Clément Oubrerie nous a quitté

Un grand chagrin, un choc, une immenses tristesse le départ d’un garçon avec lequel on avait tissé au fil des ans de vrais liens sincères et amicaux. Et bien sûr avec Julie Birmant son épouse, j’avais animé plusieurs rencontres avec eux en particulier à la Comédie du Livre de Montpellier pour Pablo entre autres. On se retrouvait toujours avec joie. A chacun de ses albums il me l’envoyait avec un gentil dessin amical. Clément Oubrerie nous a quitté le 1er mars 2026, à l’âge de 59 ans. On pense très fort à Julie Birmant, son fils et ses belles-filles, et tous ceux qui l’aimaient, très nombreux, car il était un garçon d’une rare sensibilité et quel beau talent. Un pudique aussi, tendre. Au revoir Clément, tu vas beaucoup nous manquer. JL T

Julie Birmant et Clément Oubrerie
Julie Birmant et Clément Oubrerie en 2022. JLT ®

Comme le dit le texte de Dargaud, sa palette, son sens du découpage, l’expressivité de ses personnages, la virtuosité de son dessin, sa générosité, son engagement pour la diversité et la transmission ont fait de lui un pilier de la bande dessinée, mais aussi de Dargaud chez qui il a publié, avec sa scénariste Julie Birmant, de nombreux albums.
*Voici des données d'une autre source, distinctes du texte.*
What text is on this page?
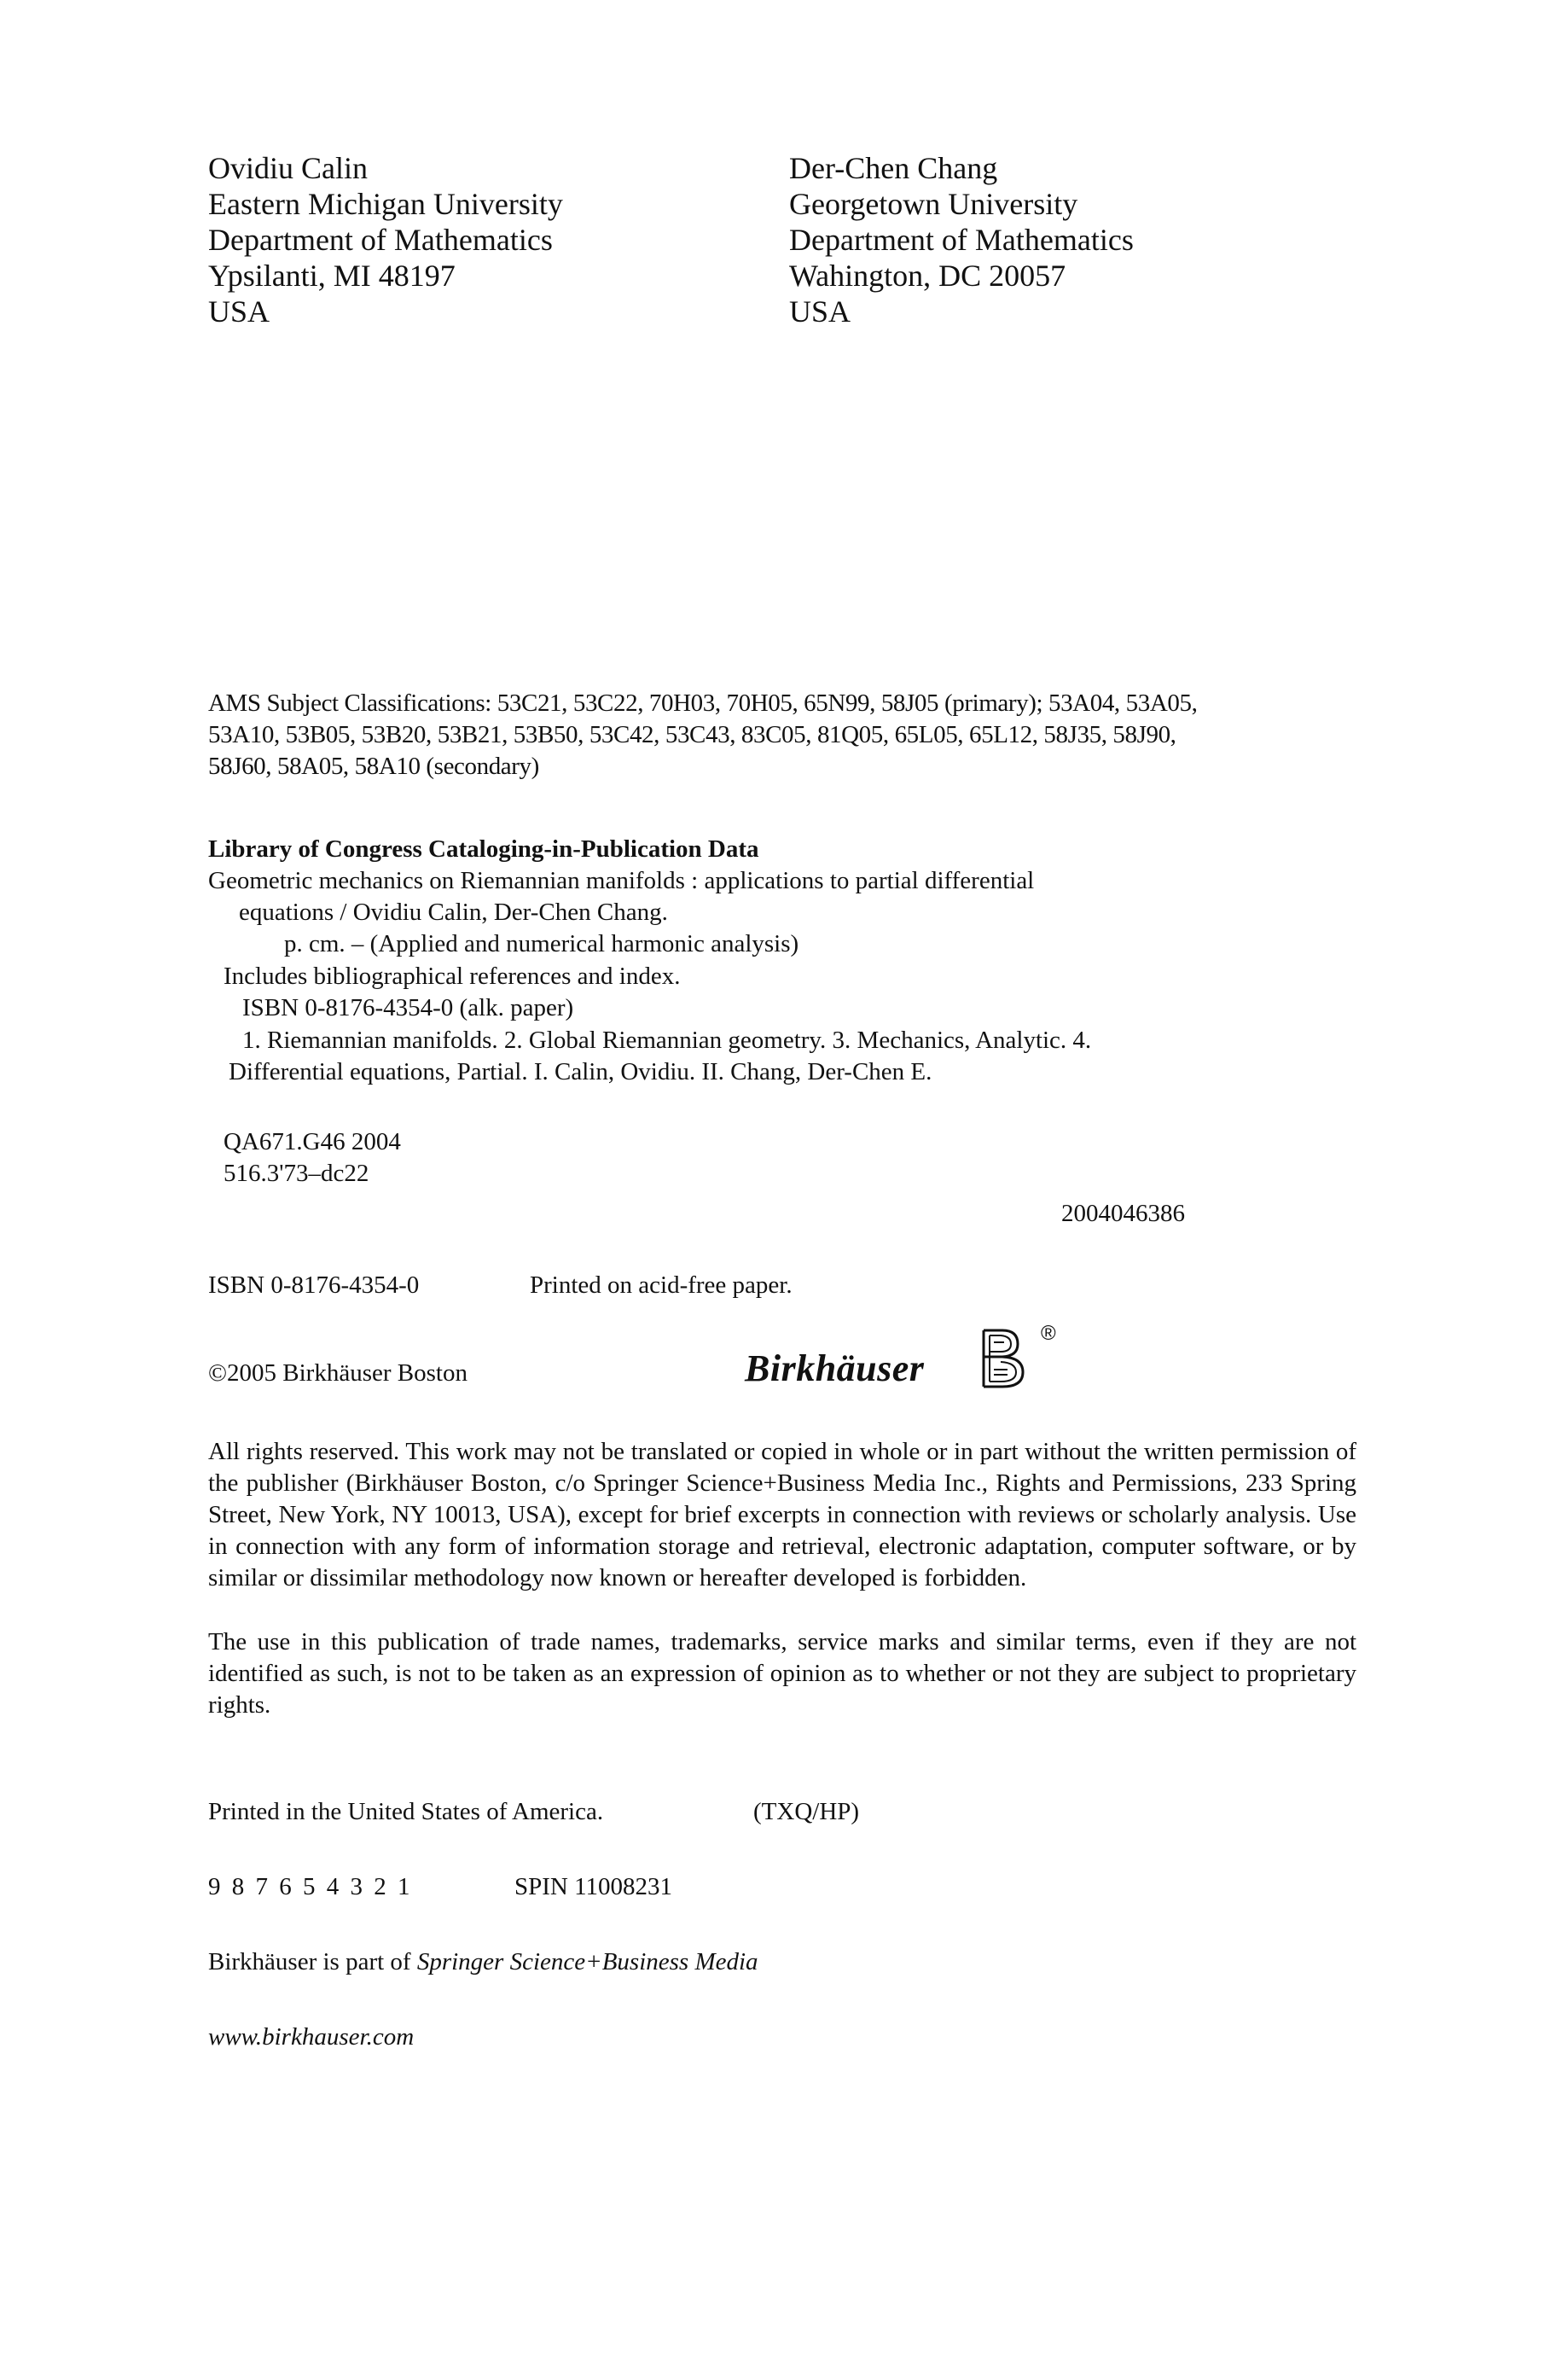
Ovidiu Calin
Eastern Michigan University
Department of Mathematics
Ypsilanti, MI 48197
USA
Der-Chen Chang
Georgetown University
Department of Mathematics
Wahington, DC 20057
USA
AMS Subject Classifications: 53C21, 53C22, 70H03, 70H05, 65N99, 58J05 (primary); 53A04, 53A05,
53A10, 53B05, 53B20, 53B21, 53B50, 53C42, 53C43, 83C05, 81Q05, 65L05, 65L12, 58J35, 58J90,
58J60, 58A05, 58A10 (secondary)
Library of Congress Cataloging-in-Publication Data
Geometric mechanics on Riemannian manifolds : applications to partial differential
equations / Ovidiu Calin, Der-Chen Chang.
p. cm. – (Applied and numerical harmonic analysis)
Includes bibliographical references and index.
ISBN 0-8176-4354-0 (alk. paper)
1. Riemannian manifolds. 2. Global Riemannian geometry. 3. Mechanics, Analytic. 4.
Differential equations, Partial. I. Calin, Ovidiu. II. Chang, Der-Chen E.
QA671.G46 2004
516.3'73–dc22
2004046386
ISBN 0-8176-4354-0	Printed on acid-free paper.
©2005 Birkhäuser Boston	Birkhäuser
®
All rights reserved. This work may not be translated or copied in whole or in part without the written permission of the publisher (Birkhäuser Boston, c/o Springer Science+Business Media Inc., Rights and Permissions, 233 Spring Street, New York, NY 10013, USA), except for brief excerpts in connection with reviews or scholarly analysis. Use in connection with any form of information storage and retrieval, electronic adaptation, computer software, or by similar or dissimilar methodology now known or hereafter developed is forbidden.
The use in this publication of trade names, trademarks, service marks and similar terms, even if they are not identified as such, is not to be taken as an expression of opinion as to whether or not they are subject to proprietary rights.
Printed in the United States of America.	(TXQ/HP)
9 8 7 6 5 4 3 2 1	SPIN 11008231
Birkhäuser is part of Springer Science+Business Media
www.birkhauser.com
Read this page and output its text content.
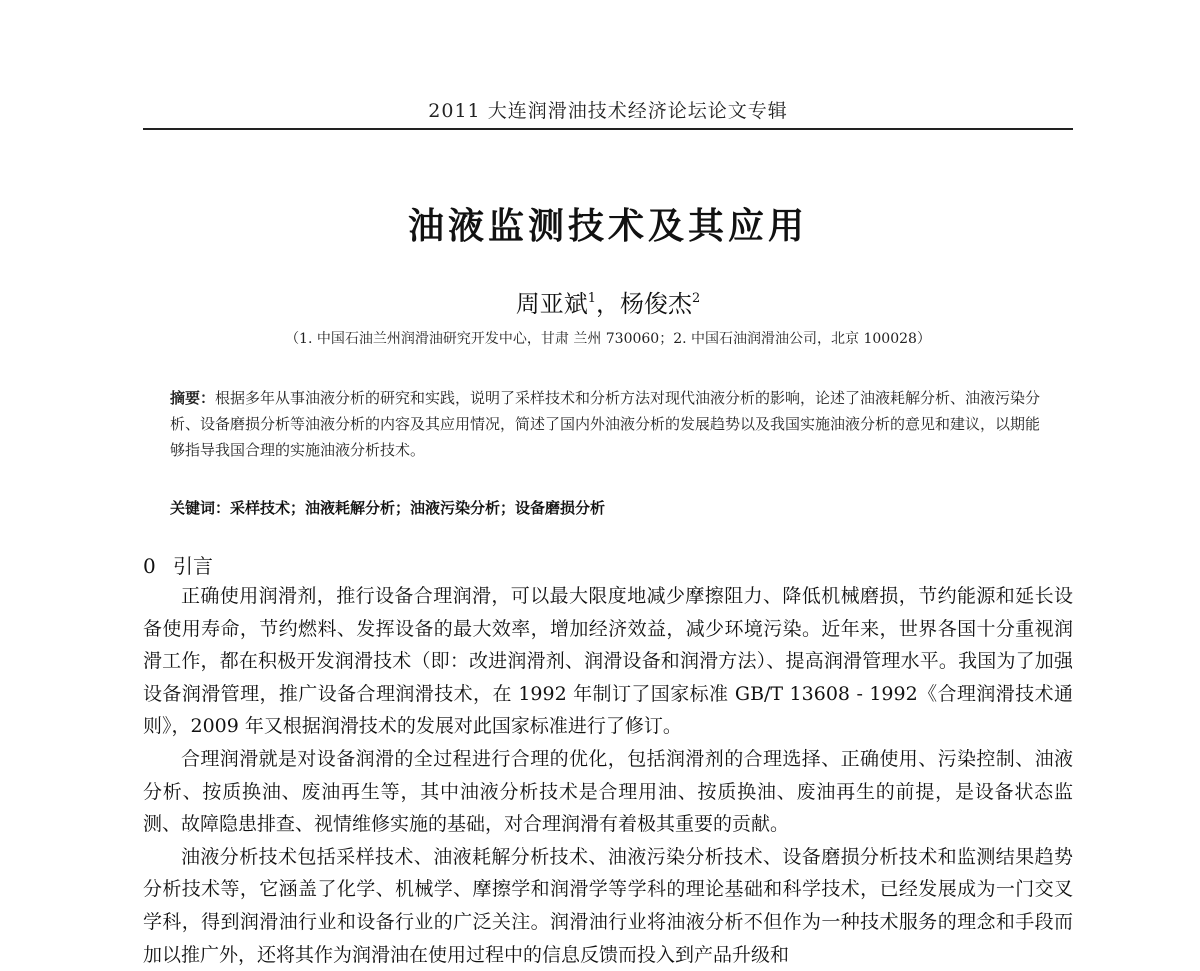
2011 大连润滑油技术经济论坛论文专辑
油液监测技术及其应用
周亚斌$^1$，杨俊杰$^2$
（1. 中国石油兰州润滑油研究开发中心，甘肃 兰州 730060；2. 中国石油润滑油公司，北京 100028）
摘要：根据多年从事油液分析的研究和实践，说明了采样技术和分析方法对现代油液分析的影响，论述了油液耗解分析、油液污染分析、设备磨损分析等油液分析的内容及其应用情况，简述了国内外油液分析的发展趋势以及我国实施油液分析的意见和建议，以期能够指导我国合理的实施油液分析技术。
关键词：采样技术；油液耗解分析；油液污染分析；设备磨损分析
0 引言

正确使用润滑剂，推行设备合理润滑，可以最大限度地减少摩擦阻力、降低机械磨损，节约能源和延长设备使用寿命，节约燃料、发挥设备的最大效率，增加经济效益，减少环境污染。近年来，世界各国十分重视润滑工作，都在积极开发润滑技术（即：改进润滑剂、润滑设备和润滑方法）、提高润滑管理水平。我国为了加强设备润滑管理，推广设备合理润滑技术，在 1992 年制订了国家标准 GB/T 13608 - 1992《合理润滑技术通则》，2009 年又根据润滑技术的发展对此国家标准进行了修订。

合理润滑就是对设备润滑的全过程进行合理的优化，包括润滑剂的合理选择、正确使用、污染控制、油液分析、按质换油、废油再生等，其中油液分析技术是合理用油、按质换油、废油再生的前提，是设备状态监测、故障隐患排查、视情维修实施的基础，对合理润滑有着极其重要的贡献。

油液分析技术包括采样技术、油液耗解分析技术、油液污染分析技术、设备磨损分析技术和监测结果趋势分析技术等，它涵盖了化学、机械学、摩擦学和润滑学等学科的理论基础和科学技术，已经发展成为一门交叉学科，得到润滑油行业和设备行业的广泛关注。润滑油行业将油液分析不但作为一种技术服务的理念和手段而加以推广外，还将其作为润滑油在使用过程中的信息反馈而投入到产品升级和
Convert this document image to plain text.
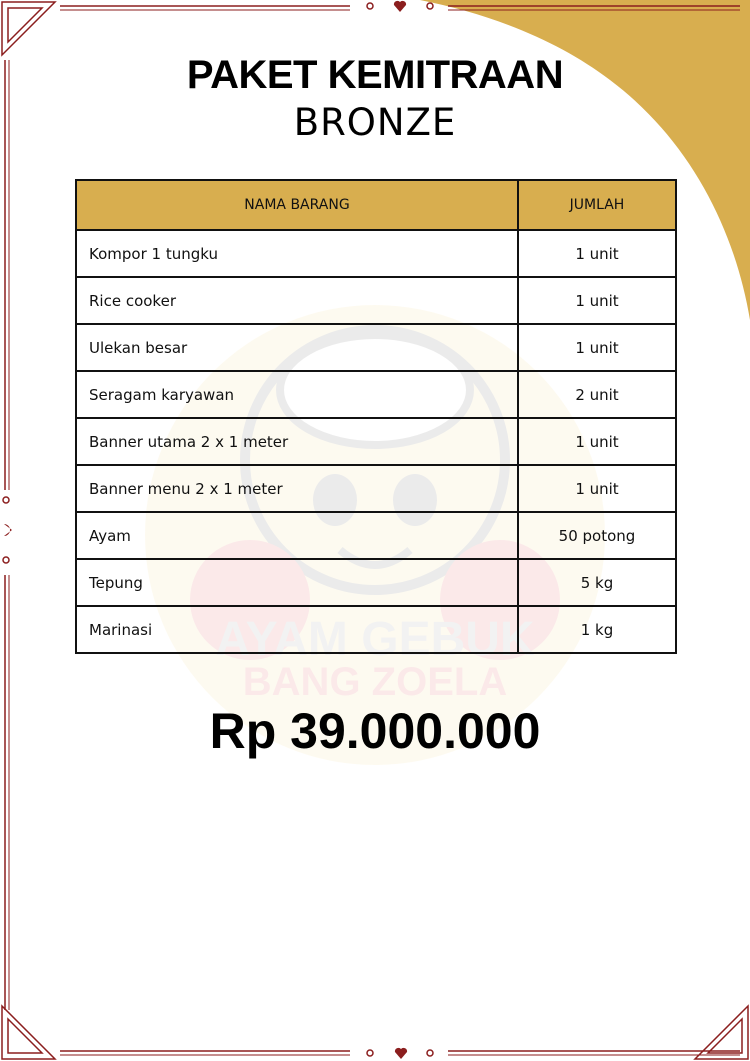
AYAM GEBUK
BANG ZOELA
PAKET KEMITRAAN
BRONZE
NAMA BARANG	JUMLAH
Kompor 1 tungku	1 unit
Rice cooker	1 unit
Ulekan besar	1 unit
Seragam karyawan	2 unit
Banner utama 2 x 1 meter	1 unit
Banner menu 2 x 1 meter	1 unit
Ayam	50 potong
Tepung	5 kg
Marinasi	1 kg
Rp 39.000.000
Clément Oubrerie démarre ses études à l’École supérieure d’arts graphiques (ESAG) avant de partir vivre deux ans aux États-Unis, où il débute sa carrière en tant qu’illustrateur jeunesse et publie ses premiers albums. En 2005, il publie le tome 1 d’Aya de Yopougon chez Gallimard, sur un scénario de Marguerite Abouet. L’album, récompensé au festival d’Angoulême en 2006, marque le début d’une saga qui compte aujourd’hui huit tomes et fut traduite dans plus de quinze langues. Par la suite, il adapte Zazie dans le métro de Raymond Queneau en bande dessinée, collabore avec Joann Sfar sur Jeangot, et travaille avec François Bégaudeau sur Mâle occidental contemporain.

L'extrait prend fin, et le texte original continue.